10
August
2021
|
21:48
Europe/Amsterdam

Hockey-Wettkämpfe auf nachhaltigeren Böden

Wer die Hockeyspiele der Frauen und Männer in Tokio sah, wurde fast geblendet vom leuchtend-blauen Sportboden. Der hat es in sich, denn im Unterboden der Anlage kommt das Treibhausgas CO₂ zum Einsatz.

Zusammenfassung

Bis vor ein paar Tagen kämpften Frauen- und Männerteams aus aller Welt in Tokio um den Sieg im Feldhockey. Schon seit mehr als 100 Jahren ist diese Disziplin fester Bestandteil der großen Sportereignisse, die alle vier Jahre ausgetragen werden. Bedingt durch die Pandemie blieben die Spielerinnen und Spieler auf dem 91,4 mal 55 Meter großen Spielfeld diesmal unter sich. Dabei bieten die modernen Oi Stadien an der Tokyo Bay genug Platz für 10.000 bzw. 5.000 Zuschauer. Sie wurden im Jahr 2019 errichtet.

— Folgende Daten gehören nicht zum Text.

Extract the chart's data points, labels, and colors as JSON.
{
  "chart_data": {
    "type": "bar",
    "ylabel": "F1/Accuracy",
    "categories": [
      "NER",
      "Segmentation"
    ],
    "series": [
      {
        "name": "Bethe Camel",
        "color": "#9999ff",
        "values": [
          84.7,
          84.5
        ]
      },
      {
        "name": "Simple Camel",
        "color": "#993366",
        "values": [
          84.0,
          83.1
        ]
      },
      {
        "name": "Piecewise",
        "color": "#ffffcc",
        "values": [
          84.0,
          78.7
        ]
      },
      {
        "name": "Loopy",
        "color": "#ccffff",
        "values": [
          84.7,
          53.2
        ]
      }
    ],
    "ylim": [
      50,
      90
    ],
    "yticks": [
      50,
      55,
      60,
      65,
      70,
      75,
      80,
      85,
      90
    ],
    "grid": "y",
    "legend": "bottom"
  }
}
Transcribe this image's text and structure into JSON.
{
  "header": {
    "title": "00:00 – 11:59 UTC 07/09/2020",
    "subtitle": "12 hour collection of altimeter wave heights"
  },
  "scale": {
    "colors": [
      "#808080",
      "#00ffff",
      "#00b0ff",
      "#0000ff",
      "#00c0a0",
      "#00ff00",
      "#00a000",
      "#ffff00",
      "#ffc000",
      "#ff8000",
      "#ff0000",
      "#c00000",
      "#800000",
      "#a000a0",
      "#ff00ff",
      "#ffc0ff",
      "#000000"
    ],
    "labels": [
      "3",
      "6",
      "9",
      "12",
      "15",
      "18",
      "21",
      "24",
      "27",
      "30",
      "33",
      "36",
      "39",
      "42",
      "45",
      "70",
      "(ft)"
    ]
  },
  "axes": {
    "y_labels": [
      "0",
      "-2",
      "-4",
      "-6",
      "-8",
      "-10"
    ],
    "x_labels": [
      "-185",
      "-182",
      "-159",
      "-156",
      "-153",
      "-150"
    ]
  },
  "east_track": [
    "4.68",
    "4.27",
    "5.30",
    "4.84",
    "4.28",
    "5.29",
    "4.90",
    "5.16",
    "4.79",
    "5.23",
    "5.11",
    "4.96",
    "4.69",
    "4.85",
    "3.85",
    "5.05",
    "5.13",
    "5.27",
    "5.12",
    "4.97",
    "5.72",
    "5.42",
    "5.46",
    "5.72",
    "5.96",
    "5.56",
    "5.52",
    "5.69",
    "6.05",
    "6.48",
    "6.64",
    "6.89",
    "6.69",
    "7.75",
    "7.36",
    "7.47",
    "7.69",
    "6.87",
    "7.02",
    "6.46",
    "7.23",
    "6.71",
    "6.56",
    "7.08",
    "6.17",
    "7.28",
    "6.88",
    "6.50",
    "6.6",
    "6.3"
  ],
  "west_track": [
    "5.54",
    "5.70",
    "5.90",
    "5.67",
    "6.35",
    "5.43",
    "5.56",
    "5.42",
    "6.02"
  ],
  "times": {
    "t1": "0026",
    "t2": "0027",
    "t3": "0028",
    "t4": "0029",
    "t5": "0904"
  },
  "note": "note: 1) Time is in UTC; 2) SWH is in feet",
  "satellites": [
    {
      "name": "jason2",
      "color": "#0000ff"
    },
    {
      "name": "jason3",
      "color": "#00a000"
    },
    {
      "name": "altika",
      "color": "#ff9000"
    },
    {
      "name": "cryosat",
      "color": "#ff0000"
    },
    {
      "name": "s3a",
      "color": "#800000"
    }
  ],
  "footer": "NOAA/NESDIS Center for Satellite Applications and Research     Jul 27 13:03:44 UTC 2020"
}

Verfasst von: Frank Rothbarth

Der leuchtend-blaue Bodenbelag fällt nicht nur optisch auf: Er verleiht dem Ball mehr Tempo, und seine Oberfläche ist besser spielbar als diejenige herkömmlicher Hockeyfelder. Der eigentliche Fortschritt liegt jedoch in der verbesserten Ökobilanz des neuen Bodenbelags Poligras Tokyo GT. Der Sportbodenhersteller Polytan aus dem bayrischen Burgheim entwickelte ihn zusammen mit dem australischen Polyurethan-, Acryl- und Kunstrasenspezialisten Advanced Polymer Technology und Covestro eigens für die Spiele in Tokio. Mit seinem neuen Kunstrasensystem ist Polytan offizieller Global Supplier des Welthockeyverbands FIH.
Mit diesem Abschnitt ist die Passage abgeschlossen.